Take the case of the CPA firm I mentioned. Through AI Discovery, we identified automating their accounts receivable process as an effective first project, quickly boosting their finances. This success allowed them to automate customer document requests, saving 15% on tax return preparation time (which was the original project proposed by the tax team).
As with the CPA firm, you can invest the revenue or cost savings from pilot projects into more complex and ambitious AI initiatives. This approach minimizes financial risk and ensures that every step in your AI journey is backed by proven success. It also helps gain trust and buy-in from stakeholders as they can see the direct impact of AI on the bottom line.
• Balance pilot projects with comprehensive AI transformation
As you focus on launching pilot projects, don’t lose sight of the bigger picture. Ultimately, the greatest ROI will come from company-wide AI initiatives. To achieve this, your entire organization must be AI-ready. This means fostering a culture open to innovation, investing in training and development, and ensuring your infrastructure can support broader AI applications.
Moreover, you should keep in mind that not all pilot projects will succeed. That’s why you should never put all your AI eggs in one basket. By spreading your AI investments across multiple departments, such as finance, customer service, and operations, you can gather a wide range of insights that can help you mitigate risk and identify the most impactful use cases.
Launching multiple AI pilots across different departments will also accelerate your organization’s readiness for a complete AI transformation. Each successful pilot not only delivers immediate benefits, but also lays the foundation for larger, more integrated AI projects. This approach ensures that your organization continuously learns and adapts, making it more agile and better prepared for future challenges.
The true currency of AI leadership
AI has presented us with an enormous challenge, behind which lies an unprecedented opportunity for growth and innovation.
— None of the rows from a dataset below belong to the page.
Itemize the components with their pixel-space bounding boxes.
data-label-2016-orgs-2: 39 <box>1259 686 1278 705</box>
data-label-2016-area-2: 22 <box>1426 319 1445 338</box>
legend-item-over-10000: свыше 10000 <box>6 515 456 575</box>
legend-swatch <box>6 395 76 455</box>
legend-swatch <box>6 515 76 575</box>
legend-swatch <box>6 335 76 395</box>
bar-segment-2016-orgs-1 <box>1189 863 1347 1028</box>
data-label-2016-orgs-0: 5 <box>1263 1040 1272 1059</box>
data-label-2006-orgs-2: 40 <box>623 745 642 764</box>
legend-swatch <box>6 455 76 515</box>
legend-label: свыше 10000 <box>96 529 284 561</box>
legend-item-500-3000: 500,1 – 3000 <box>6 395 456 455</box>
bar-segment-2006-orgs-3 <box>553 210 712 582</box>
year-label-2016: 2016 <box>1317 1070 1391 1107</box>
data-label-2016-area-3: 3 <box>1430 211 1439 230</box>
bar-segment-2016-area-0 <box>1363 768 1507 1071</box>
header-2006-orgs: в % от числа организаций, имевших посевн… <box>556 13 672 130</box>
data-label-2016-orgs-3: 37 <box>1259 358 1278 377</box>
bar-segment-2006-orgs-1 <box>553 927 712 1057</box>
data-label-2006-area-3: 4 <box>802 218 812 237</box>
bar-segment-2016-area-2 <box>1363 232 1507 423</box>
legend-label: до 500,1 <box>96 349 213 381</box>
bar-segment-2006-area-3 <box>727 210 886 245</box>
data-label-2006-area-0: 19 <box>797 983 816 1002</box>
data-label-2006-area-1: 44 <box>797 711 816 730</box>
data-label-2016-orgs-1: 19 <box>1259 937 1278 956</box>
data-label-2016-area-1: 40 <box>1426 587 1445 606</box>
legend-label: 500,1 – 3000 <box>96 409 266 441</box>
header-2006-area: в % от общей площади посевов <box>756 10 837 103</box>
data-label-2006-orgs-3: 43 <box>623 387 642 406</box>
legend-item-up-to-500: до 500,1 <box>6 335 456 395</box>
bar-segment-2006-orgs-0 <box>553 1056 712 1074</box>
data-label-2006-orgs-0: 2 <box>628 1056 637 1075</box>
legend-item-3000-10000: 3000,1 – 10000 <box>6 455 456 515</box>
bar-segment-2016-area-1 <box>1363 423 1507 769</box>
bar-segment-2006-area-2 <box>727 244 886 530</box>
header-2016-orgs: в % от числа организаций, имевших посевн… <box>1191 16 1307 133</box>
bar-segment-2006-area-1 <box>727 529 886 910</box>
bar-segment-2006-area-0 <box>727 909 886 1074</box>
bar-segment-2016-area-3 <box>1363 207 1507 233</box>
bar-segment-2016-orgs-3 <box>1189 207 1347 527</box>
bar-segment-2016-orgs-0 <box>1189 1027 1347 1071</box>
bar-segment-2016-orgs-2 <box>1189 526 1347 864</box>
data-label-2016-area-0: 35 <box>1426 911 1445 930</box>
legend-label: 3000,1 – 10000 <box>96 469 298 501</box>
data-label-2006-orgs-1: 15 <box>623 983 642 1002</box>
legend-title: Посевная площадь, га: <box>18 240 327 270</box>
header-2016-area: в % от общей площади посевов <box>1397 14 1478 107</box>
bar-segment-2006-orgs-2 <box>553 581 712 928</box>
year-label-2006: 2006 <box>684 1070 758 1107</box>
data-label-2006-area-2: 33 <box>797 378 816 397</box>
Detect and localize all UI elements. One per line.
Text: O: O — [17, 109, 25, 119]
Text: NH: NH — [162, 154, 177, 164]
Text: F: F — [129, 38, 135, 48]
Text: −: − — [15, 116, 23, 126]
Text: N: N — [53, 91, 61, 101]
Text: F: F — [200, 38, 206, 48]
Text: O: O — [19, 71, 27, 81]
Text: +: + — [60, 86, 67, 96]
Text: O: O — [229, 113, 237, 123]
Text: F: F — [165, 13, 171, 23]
What is clear is that success in the AI race is not determined by the size of your budget, but by the depth of your strategic vision. The real leaders in this area will be those who can artfully balance innovation with fiscal responsibility, deploying small, strategic investments to catalyze transformative change. In this new paradigm, the most successful companies will not just adopt AI – they will redefine how AI adoption itself is approached, setting new standards for efficiency, creativity and return on investment.